Flagstaff Watershed Protection Project image

Flagstaff Watershed Protection Project (FWPP): a model for multi-agency collaboration and community outreach

Monday, September 11, 1 to 4 PM (Free)

Organizer: Matt Millar, City of Flagstaff 

In November 2012, the voters of Flagstaff overwhelmingly approved (74%) a $10-million-dollar bond to fund the Flagstaff Watershed Protection Project (FWPP). This forest treatment effort, involving city, state, and federal lands, is designed to reduce the risk of high severity wildfire and subsequent post-fire flooding in two key watersheds important to Flagstaff.

Since the passage of the FWPP bond in 2012, over two thousand acres of forest treatments have been completed, with the majority of operations occurring in the Observatory Mesa Natural Area.
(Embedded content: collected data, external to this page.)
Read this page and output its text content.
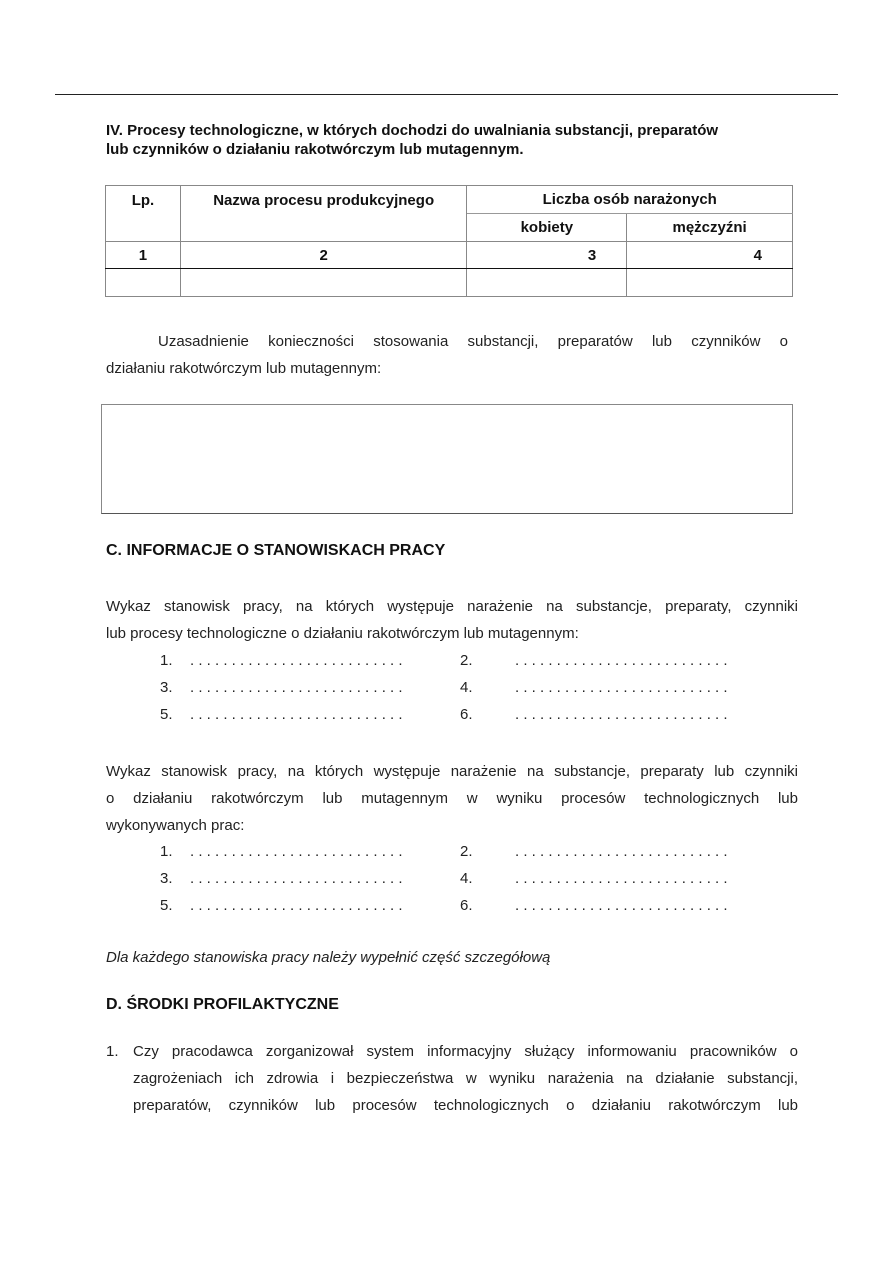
IV. Procesy technologiczne, w których dochodzi do uwalniania substancji, preparatów
lub czynników o działaniu rakotwórczym lub mutagennym.
Lp.	Nazwa procesu produkcyjnego	Liczba osób narażonych	
		kobiety	mężczyźni
1	2	3	4

Uzasadnienie konieczności stosowania substancji, preparatów lub czynników o
działaniu rakotwórczym lub mutagennym:
C. INFORMACJE O STANOWISKACH PRACY
Wykaz stanowisk pracy, na których występuje narażenie na substancje, preparaty, czynniki
lub procesy technologiczne o działaniu rakotwórczym lub mutagennym:
1. . . . . . . . . . . . . . . . . . . . . . . . . . .	2.	. . . . . . . . . . . . . . . . . . . . . . . . . .
3. . . . . . . . . . . . . . . . . . . . . . . . . . .	4.	. . . . . . . . . . . . . . . . . . . . . . . . . .
5. . . . . . . . . . . . . . . . . . . . . . . . . . .	6.	. . . . . . . . . . . . . . . . . . . . . . . . . .
Wykaz stanowisk pracy, na których występuje narażenie na substancje, preparaty lub czynniki
o działaniu rakotwórczym lub mutagennym w wyniku procesów technologicznych lub
wykonywanych prac:
1. . . . . . . . . . . . . . . . . . . . . . . . . . .	2.	. . . . . . . . . . . . . . . . . . . . . . . . . .
3. . . . . . . . . . . . . . . . . . . . . . . . . . .	4.	. . . . . . . . . . . . . . . . . . . . . . . . . .
5. . . . . . . . . . . . . . . . . . . . . . . . . . .	6.	. . . . . . . . . . . . . . . . . . . . . . . . . .
Dla każdego stanowiska pracy należy wypełnić część szczegółową
D. ŚRODKI PROFILAKTYCZNE
1. Czy pracodawca zorganizował system informacyjny służący informowaniu pracowników o
zagrożeniach ich zdrowia i bezpieczeństwa w wyniku narażenia na działanie substancji,
preparatów, czynników lub procesów technologicznych o działaniu rakotwórczym lub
In collaboration with The Nature Conservancy, FWPP personnel have planned and implemented nearly 1,000 acres of FWPP forest treatments across the Observatory Mesa Natural Area using an emerging and new forest management technology called the Digital Restoration Guide.
The field tour will take participants into a project location where the new Digital Restoration Guide technology has recently been utilized to implement forest treatments. This technology does not require trees within a treatment area to be painted or physically marked by timber crews. Instead, the written forest treatment prescriptions are used to create a geospatial database. This allows the forest treatment data to be entered into the database and then expressed in the form of georeferenced treatment maps. These maps are then displayed on digital displays in the cab of harvesting equipment, and assist the operators with real-time project implementation.

During the field tour, we will perform a walkthrough of a treatment area where the Digital Restoration Guide was used to plan and implement forest treatments in a wildland urban interface and high recreational use environment. We will discuss the successes, opportunities, and challenges of using this technology in an area highly visible to the community. We will also discuss FWPP more broadly as a multi-agency, and collaborative project. Specifically, we will share some of our insights and lessons learned on Observatory Mesa, and how FWPP has supported participation in multiple novel collaborations, implementation and testing of new forest thinning technologies, supported public outreach activities, and engaged undergraduate and graduate level students, as well as research organizations from Northern Arizona University.